Cristo enquanto sabedoria de Deus (I Co 1. 30, 31; 2. 6, 7), é o perfeito cumprimento da sabedoria personificada da literatura sapiencial do Antigo Testamento (Pv 1. 20 - 32; 8 - 9). Paulo afirma que em Cristo se acham escondidos todos os tesouros da sabedoria e do conhecimento (Cl 2. 3 Bíblia de Jerusalém), e partindo desta lógica, o crente não precisa se deixar ser enganado por argumentos capciosos (Cl 2. 4, 5).

A SABEDORIA NO CONTEXTO DE TIAGO

Tiago é conhecedor das Escrituras e demonstra isto no concílio de Jerusalém (At 15. 13 - 19), mas a sabedoria, conforme abordada por ele, deve ser buscada em Deus, por meio da oração e tem de ter uma dimensão profundamente prática. Neste contexto é possível observar que: 1) Deus é a fonte de sabedoria, 2) Cada qual deve buscar esta sabedoria em oração confiante, 3) Deus partilha desta sabedoria com todos, de forma liberal, 4) esta sabedoria não visa o debate com fins esnobistas e exibicionistas, 5) se manifesta por meio de frutos de justiça.
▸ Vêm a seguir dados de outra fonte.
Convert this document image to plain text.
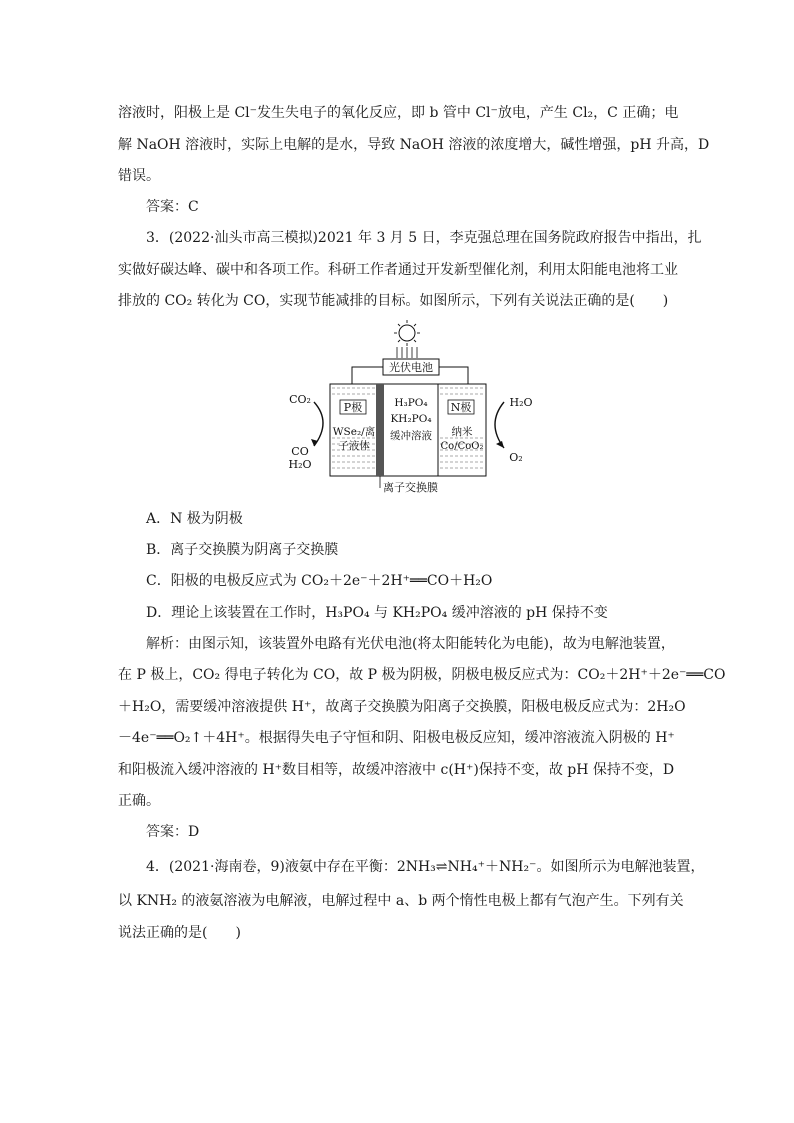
溶液时，阳极上是 Cl⁻发生失电子的氧化反应，即 b 管中 Cl⁻放电，产生 Cl₂，C 正确；电
解 NaOH 溶液时，实际上电解的是水，导致 NaOH 溶液的浓度增大，碱性增强，pH 升高，D
错误。
答案：C
3．(2022·汕头市高三模拟)2021 年 3 月 5 日，李克强总理在国务院政府报告中指出，扎
实做好碳达峰、碳中和各项工作。科研工作者通过开发新型催化剂，利用太阳能电池将工业
排放的 CO₂ 转化为 CO，实现节能减排的目标。如图所示，下列有关说法正确的是(　　)
光伏电池
P极	N极
WSe₂/离
子液体
H₃PO₄
KH₂PO₄
缓冲溶液 纳米
Co/CoO₂
CO₂
CO
H₂O
H₂O
O₂
离子交换膜
A．N 极为阴极
B．离子交换膜为阴离子交换膜
C．阳极的电极反应式为 CO₂＋2e⁻＋2H⁺══CO＋H₂O
D．理论上该装置在工作时，H₃PO₄ 与 KH₂PO₄ 缓冲溶液的 pH 保持不变
解析：由图示知，该装置外电路有光伏电池(将太阳能转化为电能)，故为电解池装置，
在 P 极上，CO₂ 得电子转化为 CO，故 P 极为阴极，阴极电极反应式为：CO₂＋2H⁺＋2e⁻══CO
＋H₂O，需要缓冲溶液提供 H⁺，故离子交换膜为阳离子交换膜，阳极电极反应式为：2H₂O
－4e⁻══O₂↑＋4H⁺。根据得失电子守恒和阴、阳极电极反应知，缓冲溶液流入阴极的 H⁺
和阳极流入缓冲溶液的 H⁺数目相等，故缓冲溶液中 c(H⁺)保持不变，故 pH 保持不变，D
正确。
答案：D
4．(2021·海南卷，9)液氨中存在平衡：2NH₃⇌NH₄⁺＋NH₂⁻。如图所示为电解池装置，
以 KNH₂ 的液氨溶液为电解液，电解过程中 a、b 两个惰性电极上都有气泡产生。下列有关
说法正确的是(　　)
A leitura atenta dos textos em que a sabedoria é equiparada à perícia técnica (Ex 28. 3; 31. 3, 6; 35. 31; 36. 1), revela uma verdade inconteste, a de que Deus é o autor da sabedoria em questão. Deus mesmo ordena: falarás também a todos os que são sábios de coração, a quem eu tenho enchido do espírito da sabedoria (Ex 28. 3 ACF), Iahweh mesmo encheu Bezaleel com destreza, habilidade e plena capacidade artística, sendo que o termo destreza é empregado pela NVI para traduzir o hebraico חָכְמָ֛ה (Ex 31. 3).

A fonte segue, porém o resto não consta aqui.